Challenges with very large databases

We as DBAs always like to work with very large databases (VLDB) because it gives us lot of experience and our resume looks great too. :) But in reality, managing of VLDBs have tremendous challenges. Recently I’ve been asked to provide some points alone with this topic.

As of this writing, the latest version of SQL Server released to RTM is SQL Server 2019.

These points are given for SQL Server but in general they applies to any database systems.

We need to scale the databases when it gets large amount of data in order to server the applications efficiently. There are two ways to scale a database system. They are;

Horizontal scaling also call it scaling out
Vertical scaling

SQL Server natively support vertical scaling only, meaning we have to put more CPU, memory and make powerful machines that is why large databases require powerful hardware to run to meet its performance expectations. However, there is a limit for vertical scaling. That is the reason modern databases are being built to support scale out (horizontal scaling) methods. Even in Azure SQL Database supports horizontal scaling but not SQL Server.

What are the challenges with large databases?

Increased recovery time. In the event of a disaster, it takes more time to recover the database using backup restore.
Database maintenance tasks become more difficult. Such as index rebuild, index reorganization, update statistics, etc. These db maintenance tasks are necessary to keep the database performance at higher level.
Increased database backup times. As part of Disaster Recovery (DR) plan, any database system needs to be backed up. SQL Server has three different backup types, full, diff and t-log backups. With database growth, it increases the time it takes to take a full / diff backups. Taking backups will not block database activities but it consumes resources specially CPU.
Index rebuild becomes almost impossible for very large tables because of the time it takes and the blocking it creates. SQL Server has online rebuild option but that has a penalty at tempdb usage. Therefore we can notice poor query performance.
Even update statistics with full scan takes hours for very large tables. Update statistics is less resource intensive operation but it creates blocking and therefore it impacts the application performance. Due to this reason we have to find a suitable maintenance window to this operation. Maintenance windows are becoming very strict due to business reasons so we can’t just have several hours of maintenance window for the DB stuff.
If the database in question participates in transactional replication, in the event of replication rebuild, it takes ages to transfer initial data set to the subscriber. We can use backup / restore method at the subscriber as an alternative option to initialize, however it takes sometime days to copy the backup to the destination server and then restore takes hours. Due to this reason, there will be a high business impact during a replication rebuilding event.
Creation of new indexes takes time and resource intensive in very large tables. There are certain situation that we need to introduce new indexes to improve query performance but it requires careful planning and certain time window to make that change to minimize the impact for the applications.
Table level schema changes, such as adding a new column, data type change, etc takes lot of time and need careful planning for very large tables. We also need to manage the transaction log during such an event which needs lot of effort and attention from DBAs.

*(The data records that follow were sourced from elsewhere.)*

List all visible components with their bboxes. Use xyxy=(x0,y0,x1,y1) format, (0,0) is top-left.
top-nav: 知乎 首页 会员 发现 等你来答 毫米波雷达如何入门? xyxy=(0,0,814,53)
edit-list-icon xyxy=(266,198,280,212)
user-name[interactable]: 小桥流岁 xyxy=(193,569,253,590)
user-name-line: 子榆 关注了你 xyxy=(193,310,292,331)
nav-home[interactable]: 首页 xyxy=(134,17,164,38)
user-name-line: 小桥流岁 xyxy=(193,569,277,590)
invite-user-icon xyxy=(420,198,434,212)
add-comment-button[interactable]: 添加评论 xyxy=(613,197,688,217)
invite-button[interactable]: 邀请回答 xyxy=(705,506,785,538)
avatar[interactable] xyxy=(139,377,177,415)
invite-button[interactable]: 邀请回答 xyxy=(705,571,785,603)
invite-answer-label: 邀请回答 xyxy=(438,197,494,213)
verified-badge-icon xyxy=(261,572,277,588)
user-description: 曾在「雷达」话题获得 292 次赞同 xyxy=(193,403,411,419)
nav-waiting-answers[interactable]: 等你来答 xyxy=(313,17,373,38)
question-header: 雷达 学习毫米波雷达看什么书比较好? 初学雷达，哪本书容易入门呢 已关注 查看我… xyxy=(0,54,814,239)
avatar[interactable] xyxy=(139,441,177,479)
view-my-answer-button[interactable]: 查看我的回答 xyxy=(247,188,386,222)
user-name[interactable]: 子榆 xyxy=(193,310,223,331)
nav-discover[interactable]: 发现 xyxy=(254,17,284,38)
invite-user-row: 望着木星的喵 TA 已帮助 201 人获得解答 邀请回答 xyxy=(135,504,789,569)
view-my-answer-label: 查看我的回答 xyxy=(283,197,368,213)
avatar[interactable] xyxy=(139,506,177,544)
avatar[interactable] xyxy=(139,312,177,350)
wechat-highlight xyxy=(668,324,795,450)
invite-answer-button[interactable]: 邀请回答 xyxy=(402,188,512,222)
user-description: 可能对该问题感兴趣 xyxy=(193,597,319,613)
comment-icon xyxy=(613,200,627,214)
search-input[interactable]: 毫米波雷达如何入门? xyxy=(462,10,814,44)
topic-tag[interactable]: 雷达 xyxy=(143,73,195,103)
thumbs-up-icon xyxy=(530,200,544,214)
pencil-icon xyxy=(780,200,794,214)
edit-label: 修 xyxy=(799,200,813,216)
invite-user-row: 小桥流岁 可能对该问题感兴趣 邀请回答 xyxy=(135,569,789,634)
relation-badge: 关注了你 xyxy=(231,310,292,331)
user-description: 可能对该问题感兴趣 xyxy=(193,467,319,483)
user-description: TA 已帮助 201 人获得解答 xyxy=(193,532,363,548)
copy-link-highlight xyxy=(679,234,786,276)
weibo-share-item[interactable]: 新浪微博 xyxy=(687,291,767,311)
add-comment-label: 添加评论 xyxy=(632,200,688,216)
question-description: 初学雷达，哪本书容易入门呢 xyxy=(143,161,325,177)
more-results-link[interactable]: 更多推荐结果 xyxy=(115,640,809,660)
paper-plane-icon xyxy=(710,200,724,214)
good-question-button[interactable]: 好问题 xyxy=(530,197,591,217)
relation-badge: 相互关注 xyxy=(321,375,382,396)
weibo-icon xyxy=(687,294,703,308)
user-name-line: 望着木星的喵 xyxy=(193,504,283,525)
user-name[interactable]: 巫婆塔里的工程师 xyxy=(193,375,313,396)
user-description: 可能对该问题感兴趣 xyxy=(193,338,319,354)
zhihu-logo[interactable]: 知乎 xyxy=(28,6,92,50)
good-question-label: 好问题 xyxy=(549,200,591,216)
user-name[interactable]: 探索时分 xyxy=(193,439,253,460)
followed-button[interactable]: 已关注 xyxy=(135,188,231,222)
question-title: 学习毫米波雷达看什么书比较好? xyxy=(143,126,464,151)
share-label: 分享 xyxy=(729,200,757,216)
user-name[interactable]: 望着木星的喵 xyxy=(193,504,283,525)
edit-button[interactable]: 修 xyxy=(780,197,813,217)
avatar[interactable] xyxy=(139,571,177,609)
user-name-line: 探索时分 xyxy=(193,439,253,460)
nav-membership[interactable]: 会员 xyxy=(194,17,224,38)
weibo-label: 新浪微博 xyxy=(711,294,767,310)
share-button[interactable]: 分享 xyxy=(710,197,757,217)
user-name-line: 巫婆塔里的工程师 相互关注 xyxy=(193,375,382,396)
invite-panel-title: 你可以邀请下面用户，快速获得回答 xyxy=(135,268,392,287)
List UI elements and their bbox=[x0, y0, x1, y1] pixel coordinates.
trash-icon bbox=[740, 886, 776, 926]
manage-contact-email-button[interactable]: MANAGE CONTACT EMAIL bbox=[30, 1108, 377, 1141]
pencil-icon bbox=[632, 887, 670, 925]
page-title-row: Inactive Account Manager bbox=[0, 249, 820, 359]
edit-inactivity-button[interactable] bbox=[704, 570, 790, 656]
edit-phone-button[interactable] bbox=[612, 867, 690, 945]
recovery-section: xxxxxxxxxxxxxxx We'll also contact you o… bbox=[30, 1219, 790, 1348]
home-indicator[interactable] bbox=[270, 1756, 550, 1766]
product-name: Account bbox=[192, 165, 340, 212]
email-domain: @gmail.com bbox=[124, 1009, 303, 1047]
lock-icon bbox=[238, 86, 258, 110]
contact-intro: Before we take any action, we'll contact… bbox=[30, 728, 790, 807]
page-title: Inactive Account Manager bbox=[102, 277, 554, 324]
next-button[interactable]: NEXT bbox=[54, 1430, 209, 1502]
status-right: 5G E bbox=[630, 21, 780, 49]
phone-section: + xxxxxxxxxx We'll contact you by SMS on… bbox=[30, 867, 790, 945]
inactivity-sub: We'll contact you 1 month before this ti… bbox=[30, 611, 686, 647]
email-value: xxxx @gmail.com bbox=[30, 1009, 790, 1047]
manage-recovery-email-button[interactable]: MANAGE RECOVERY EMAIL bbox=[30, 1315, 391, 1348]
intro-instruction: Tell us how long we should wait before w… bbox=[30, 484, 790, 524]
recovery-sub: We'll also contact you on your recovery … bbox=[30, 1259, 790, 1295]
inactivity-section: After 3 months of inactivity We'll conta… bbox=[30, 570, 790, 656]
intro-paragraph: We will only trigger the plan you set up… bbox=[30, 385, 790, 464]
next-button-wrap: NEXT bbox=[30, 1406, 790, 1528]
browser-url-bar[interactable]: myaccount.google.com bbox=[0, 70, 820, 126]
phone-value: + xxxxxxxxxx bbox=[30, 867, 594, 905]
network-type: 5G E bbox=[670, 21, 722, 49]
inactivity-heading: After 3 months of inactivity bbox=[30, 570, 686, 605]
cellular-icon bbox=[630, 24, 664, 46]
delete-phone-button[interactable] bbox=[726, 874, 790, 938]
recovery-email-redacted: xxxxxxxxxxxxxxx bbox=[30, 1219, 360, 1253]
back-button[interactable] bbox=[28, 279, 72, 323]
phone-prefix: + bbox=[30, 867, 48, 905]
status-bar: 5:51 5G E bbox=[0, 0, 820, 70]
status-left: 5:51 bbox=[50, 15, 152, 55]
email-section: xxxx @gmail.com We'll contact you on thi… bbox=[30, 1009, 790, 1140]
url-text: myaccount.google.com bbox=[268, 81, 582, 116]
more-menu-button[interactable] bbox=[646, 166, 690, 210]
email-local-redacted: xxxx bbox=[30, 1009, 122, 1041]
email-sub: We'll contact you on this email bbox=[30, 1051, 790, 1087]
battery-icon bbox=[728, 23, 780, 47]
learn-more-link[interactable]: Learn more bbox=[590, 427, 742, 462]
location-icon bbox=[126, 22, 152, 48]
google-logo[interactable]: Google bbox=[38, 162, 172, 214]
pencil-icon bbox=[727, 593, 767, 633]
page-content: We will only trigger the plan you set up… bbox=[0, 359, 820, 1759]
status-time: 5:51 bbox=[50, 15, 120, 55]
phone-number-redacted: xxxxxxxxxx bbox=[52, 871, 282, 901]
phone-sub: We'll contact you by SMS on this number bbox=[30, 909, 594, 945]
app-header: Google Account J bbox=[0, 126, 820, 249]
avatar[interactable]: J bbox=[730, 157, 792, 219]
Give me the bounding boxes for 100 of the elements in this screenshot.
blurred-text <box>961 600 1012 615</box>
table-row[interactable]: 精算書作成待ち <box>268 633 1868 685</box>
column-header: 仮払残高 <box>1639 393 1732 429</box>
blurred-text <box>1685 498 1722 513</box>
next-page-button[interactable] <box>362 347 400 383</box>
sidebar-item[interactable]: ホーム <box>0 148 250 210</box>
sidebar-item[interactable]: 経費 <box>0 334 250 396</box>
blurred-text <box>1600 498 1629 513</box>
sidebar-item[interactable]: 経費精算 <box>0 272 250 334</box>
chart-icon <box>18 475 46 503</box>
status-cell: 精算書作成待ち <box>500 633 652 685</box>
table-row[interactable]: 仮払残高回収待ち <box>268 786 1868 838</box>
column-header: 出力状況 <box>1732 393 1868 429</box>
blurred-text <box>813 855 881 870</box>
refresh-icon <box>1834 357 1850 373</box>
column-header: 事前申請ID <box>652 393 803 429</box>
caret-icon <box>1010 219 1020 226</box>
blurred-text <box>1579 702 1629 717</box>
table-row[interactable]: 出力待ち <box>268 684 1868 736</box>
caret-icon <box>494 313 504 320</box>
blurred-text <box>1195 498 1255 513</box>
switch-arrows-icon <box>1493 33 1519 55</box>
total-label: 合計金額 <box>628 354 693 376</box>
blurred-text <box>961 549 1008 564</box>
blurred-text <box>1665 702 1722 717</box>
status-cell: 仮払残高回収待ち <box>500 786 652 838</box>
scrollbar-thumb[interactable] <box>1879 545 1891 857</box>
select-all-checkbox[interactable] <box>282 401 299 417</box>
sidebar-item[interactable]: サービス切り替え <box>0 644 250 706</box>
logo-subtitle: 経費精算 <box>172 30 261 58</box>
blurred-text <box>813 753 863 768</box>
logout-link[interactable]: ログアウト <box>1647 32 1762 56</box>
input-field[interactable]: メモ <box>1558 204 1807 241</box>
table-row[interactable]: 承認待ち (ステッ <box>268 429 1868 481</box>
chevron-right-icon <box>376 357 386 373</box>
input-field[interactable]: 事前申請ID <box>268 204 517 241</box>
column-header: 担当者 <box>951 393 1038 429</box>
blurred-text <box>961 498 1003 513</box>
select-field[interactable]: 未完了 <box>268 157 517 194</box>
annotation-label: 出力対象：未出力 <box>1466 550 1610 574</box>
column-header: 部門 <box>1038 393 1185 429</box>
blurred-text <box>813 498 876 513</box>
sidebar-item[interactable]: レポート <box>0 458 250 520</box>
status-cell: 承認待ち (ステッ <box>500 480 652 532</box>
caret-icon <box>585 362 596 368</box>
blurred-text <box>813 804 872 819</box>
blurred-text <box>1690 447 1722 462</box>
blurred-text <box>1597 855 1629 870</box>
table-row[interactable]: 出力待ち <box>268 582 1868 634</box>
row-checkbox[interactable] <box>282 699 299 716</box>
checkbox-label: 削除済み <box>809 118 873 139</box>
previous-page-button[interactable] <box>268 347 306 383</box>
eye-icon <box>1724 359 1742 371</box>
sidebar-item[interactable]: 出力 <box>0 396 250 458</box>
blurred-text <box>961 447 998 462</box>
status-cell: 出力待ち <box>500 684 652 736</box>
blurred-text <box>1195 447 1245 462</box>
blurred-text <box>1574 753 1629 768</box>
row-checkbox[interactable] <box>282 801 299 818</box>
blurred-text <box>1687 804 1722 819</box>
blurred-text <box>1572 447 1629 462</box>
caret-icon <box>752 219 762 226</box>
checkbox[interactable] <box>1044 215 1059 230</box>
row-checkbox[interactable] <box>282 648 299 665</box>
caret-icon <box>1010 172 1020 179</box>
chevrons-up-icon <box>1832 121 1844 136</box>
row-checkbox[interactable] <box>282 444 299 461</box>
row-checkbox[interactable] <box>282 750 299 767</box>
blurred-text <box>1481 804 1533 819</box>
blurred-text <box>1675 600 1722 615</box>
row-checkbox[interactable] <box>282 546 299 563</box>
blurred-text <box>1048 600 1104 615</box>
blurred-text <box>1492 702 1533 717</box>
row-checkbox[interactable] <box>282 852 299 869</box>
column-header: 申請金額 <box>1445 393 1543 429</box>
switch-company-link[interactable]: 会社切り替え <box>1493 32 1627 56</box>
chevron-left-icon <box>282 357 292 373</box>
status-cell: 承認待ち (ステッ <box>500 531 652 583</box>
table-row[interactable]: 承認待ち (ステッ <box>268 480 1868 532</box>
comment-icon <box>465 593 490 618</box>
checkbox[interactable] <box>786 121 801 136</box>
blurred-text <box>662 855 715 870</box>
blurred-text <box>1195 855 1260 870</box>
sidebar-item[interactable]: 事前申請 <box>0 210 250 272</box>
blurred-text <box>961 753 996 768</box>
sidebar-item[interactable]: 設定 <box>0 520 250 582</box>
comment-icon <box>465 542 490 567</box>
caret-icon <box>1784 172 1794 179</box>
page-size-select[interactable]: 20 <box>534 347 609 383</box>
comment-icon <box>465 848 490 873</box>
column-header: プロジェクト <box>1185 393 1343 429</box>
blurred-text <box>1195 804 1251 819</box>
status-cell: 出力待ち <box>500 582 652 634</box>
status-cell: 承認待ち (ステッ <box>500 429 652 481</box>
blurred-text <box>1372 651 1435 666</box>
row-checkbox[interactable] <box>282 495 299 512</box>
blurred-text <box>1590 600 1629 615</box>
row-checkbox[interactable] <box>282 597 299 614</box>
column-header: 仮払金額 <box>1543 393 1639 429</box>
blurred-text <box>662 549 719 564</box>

All the points stated about are the challenges that I see with very large databases.

Some people argue that we can use table partitioning to manage VLDBs. However that does not go away the challenges stated above.

Here is my answer to the table partitioning is not the solution. Table partitioning at the storage level only. But still the compute and memory used for a partitioned table is the same. It has to use same machine’s (host) memory and cpu plus other resources such as network to process the portioned data. Partitioning data will help to improve query performance because then it will access only a subset of data for the query, assuming portioning is done accurately but that does not solve the maintenance nightmare we face with the data growth. However, table portioning is not a scaling methodology. In actual scale out solution, it will partition data as well as other resources including cpu , memory, network, etc by adding additional nodes. Very good example is the Cassandra cluster. We can keep on adding nodes to the cluster as data grows and each node of the cluster is assigned a portion of data. So that data portion has its own compute, memory and other resources. Hope its clear.

SQL Server has another feature called Stretch Database. This feature helps here greatly because you can offload subset of data (cold data) to the Azure cloud. As long as you’re not frequently using the data offloaded to cloud, you can deal only with the operational data set which is great.